Paul Elisha: A World Made Safe For Differences

We have come to that point in our nationhood, where our cohesion is at serious risk.  To paraphrase John Dunne, no one of us is an island, entire to itself; everyone is a part of the main, because we are all involved in humankind.  He was right, because in Latin, ‘homo’ translates as a male or female person or fellow creature.  Yet, despite all of our inclusive rhetoric, there are still those among us, who would reverse the democratic process in this fragile democracy to the most despicable meaning of “State’s Rights,” in which those of color are excluded and denied inclusion, except as sub-human members of the work-herd, as the ‘State’s-Right’ politicos once considered them.

To undo the hindrance to which they would condemn us, we should recall that its founder also believed, as he stated in 1774, that: “The God who gave us life, gave us liberty at the same time.”  He proved the theory,  that our future depended on all of us, by including former slaves in his own family, with the inheritance of all rights and rewards.

As Ruth Fulton Benedict noted in her research, part of which was included in a speech to the New York State Legislature, “Those who helped to build our culture are not of one race.  The tough-minded respect difference; their goal is a world made safe for differences.”  Our cohesion now rests on resolving differences that are far greater than skin-deep.  We need to rescue this republic from the reckless leadership of illiterates, who are only conversant with such three-letter words as ‘gas,’ ‘oil’ and ‘war’ and have sent too many of our most productive citizenry to corner the market on them.  The best thing such self-serving profiteers could do for this country, now, is to die for it.  Alas, they only know how to send others to do this, so they can amass still greater power and profit.

 In his recent prize-winning biography of George Washington, the nation’s first Chief-Executive and Jefferson’s opposite, as the proponent of a “strong central government,” Historian Harlow Giles Unger notes that after days of debate, even Washington agreed that in this democratic republic, his appropriate title should be merely: “Mr.
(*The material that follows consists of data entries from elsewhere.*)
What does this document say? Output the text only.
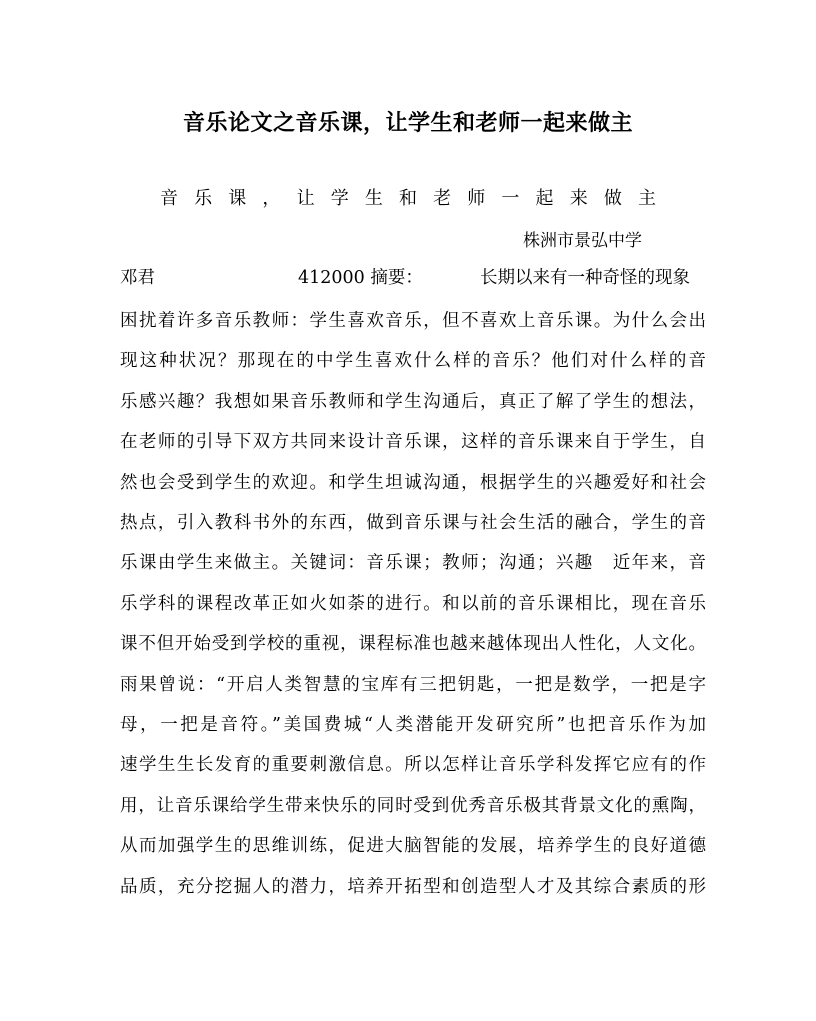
音乐论文之音乐课，让学生和老师一起来做主
音 乐 课 ， 让 学 生 和 老 师 一 起 来 做 主
株洲市景弘中学
邓君	412000 摘要：	长期以来有一种奇怪的现象
困扰着许多音乐教师：学生喜欢音乐，但不喜欢上音乐课。为什么会出
现这种状况？那现在的中学生喜欢什么样的音乐？他们对什么样的音
乐感兴趣？我想如果音乐教师和学生沟通后，真正了解了学生的想法，
在老师的引导下双方共同来设计音乐课，这样的音乐课来自于学生，自
然也会受到学生的欢迎。和学生坦诚沟通，根据学生的兴趣爱好和社会
热点，引入教科书外的东西，做到音乐课与社会生活的融合，学生的音
乐课由学生来做主。关键词：音乐课；教师；沟通；兴趣　近年来，音
乐学科的课程改革正如火如荼的进行。和以前的音乐课相比，现在音乐
课不但开始受到学校的重视，课程标准也越来越体现出人性化，人文化。
雨果曾说：“开启人类智慧的宝库有三把钥匙，一把是数学，一把是字
母，一把是音符。”美国费城“人类潜能开发研究所”也把音乐作为加
速学生生长发育的重要刺激信息。所以怎样让音乐学科发挥它应有的作
用，让音乐课给学生带来快乐的同时受到优秀音乐极其背景文化的熏陶，
从而加强学生的思维训练，促进大脑智能的发展，培养学生的良好道德
品质，充分挖掘人的潜力，培养开拓型和创造型人才及其综合素质的形
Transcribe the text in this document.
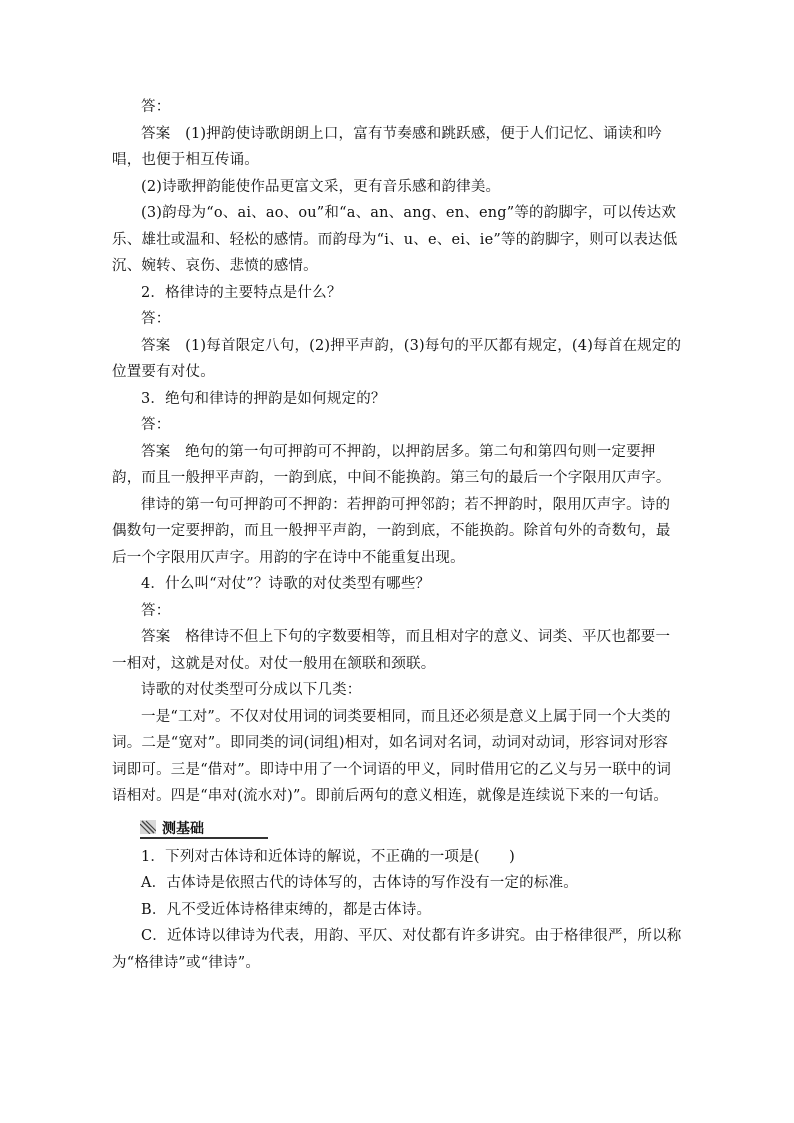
答：

答案　(1)押韵使诗歌朗朗上口，富有节奏感和跳跃感，便于人们记忆、诵读和吟唱，也便于相互传诵。

(2)诗歌押韵能使作品更富文采，更有音乐感和韵律美。

(3)韵母为“o、ai、ao、ou”和“a、an、ang、en、eng”等的韵脚字，可以传达欢乐、雄壮或温和、轻松的感情。而韵母为“i、u、e、ei、ie”等的韵脚字，则可以表达低沉、婉转、哀伤、悲愤的感情。

2．格律诗的主要特点是什么？

答：

答案　(1)每首限定八句，(2)押平声韵，(3)每句的平仄都有规定，(4)每首在规定的位置要有对仗。

3．绝句和律诗的押韵是如何规定的？

答：

答案　绝句的第一句可押韵可不押韵，以押韵居多。第二句和第四句则一定要押韵，而且一般押平声韵，一韵到底，中间不能换韵。第三句的最后一个字限用仄声字。

律诗的第一句可押韵可不押韵：若押韵可押邻韵；若不押韵时，限用仄声字。诗的偶数句一定要押韵，而且一般押平声韵，一韵到底，不能换韵。除首句外的奇数句，最后一个字限用仄声字。用韵的字在诗中不能重复出现。

4．什么叫“对仗”？诗歌的对仗类型有哪些？

答：

答案　格律诗不但上下句的字数要相等，而且相对字的意义、词类、平仄也都要一一相对，这就是对仗。对仗一般用在颔联和颈联。

诗歌的对仗类型可分成以下几类：

一是“工对”。不仅对仗用词的词类要相同，而且还必须是意义上属于同一个大类的词。二是“宽对”。即同类的词(词组)相对，如名词对名词，动词对动词，形容词对形容词即可。三是“借对”。即诗中用了一个词语的甲义，同时借用它的乙义与另一联中的词语相对。四是“串对(流水对)”。即前后两句的意义相连，就像是连续说下来的一句话。

测基础

1．下列对古体诗和近体诗的解说，不正确的一项是(　　)

A．古体诗是依照古代的诗体写的，古体诗的写作没有一定的标准。

B．凡不受近体诗格律束缚的，都是古体诗。

C．近体诗以律诗为代表，用韵、平仄、对仗都有许多讲究。由于格律很严，所以称为“格律诗”或“律诗”。
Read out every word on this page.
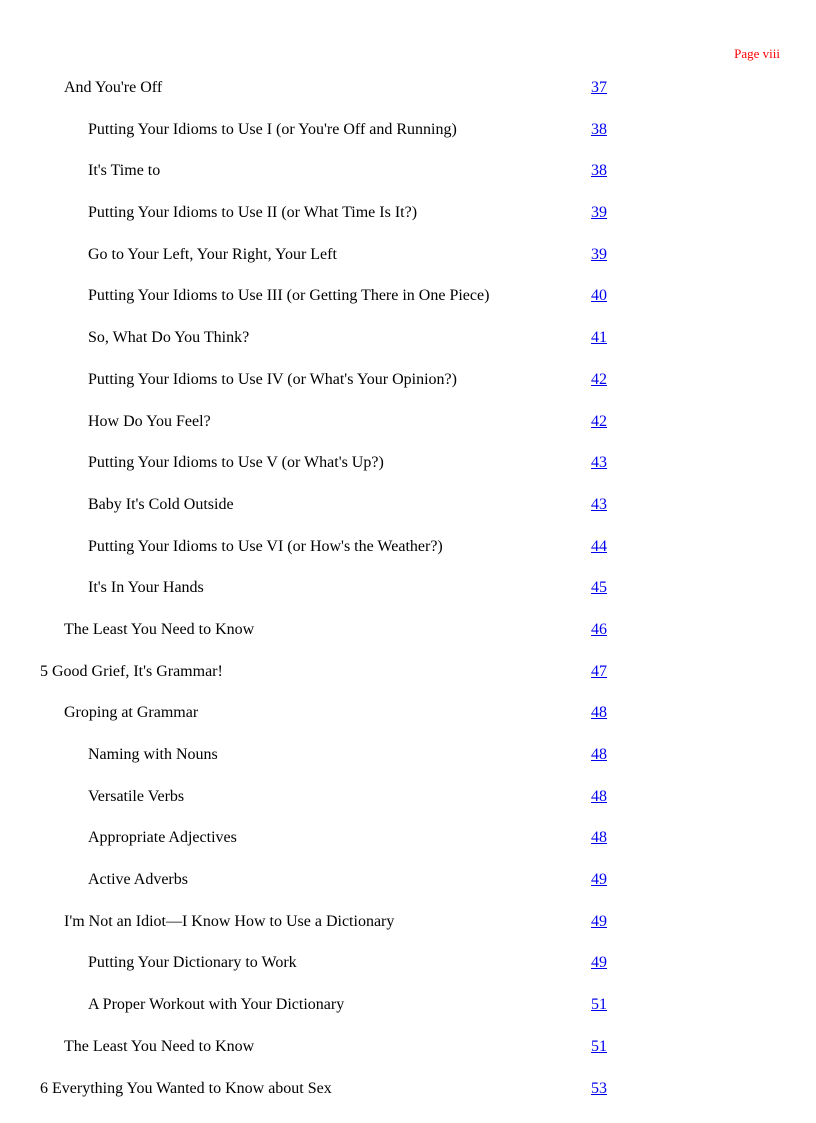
Page viii
And You're Off	37
Putting Your Idioms to Use I (or You're Off and Running)	38
It's Time to	38
Putting Your Idioms to Use II (or What Time Is It?)	39
Go to Your Left, Your Right, Your Left	39
Putting Your Idioms to Use III (or Getting There in One Piece)	40
So, What Do You Think?	41
Putting Your Idioms to Use IV (or What's Your Opinion?)	42
How Do You Feel?	42
Putting Your Idioms to Use V (or What's Up?)	43
Baby It's Cold Outside	43
Putting Your Idioms to Use VI (or How's the Weather?)	44
It's In Your Hands	45
The Least You Need to Know	46
5 Good Grief, It's Grammar!	47
Groping at Grammar	48
Naming with Nouns	48
Versatile Verbs	48
Appropriate Adjectives	48
Active Adverbs	49
I'm Not an Idiot—I Know How to Use a Dictionary	49
Putting Your Dictionary to Work	49
A Proper Workout with Your Dictionary	51
The Least You Need to Know	51
6 Everything You Wanted to Know about Sex	53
President” and with that, both sides in the continuing ferment that divided them, got on with the many bedeviling differences that confronted them.  What confronts us now is still what awaits resolution and it still needs all of us together to solve it.  A world of many colors, languages and beliefs is watching and awaiting our answer.  Some pray that we’ll fail.  Most want and need for us to succeed.  Whether it’s with a ‘Mr.’ or ‘Madam’ President, of what ever color, we must show them that we can.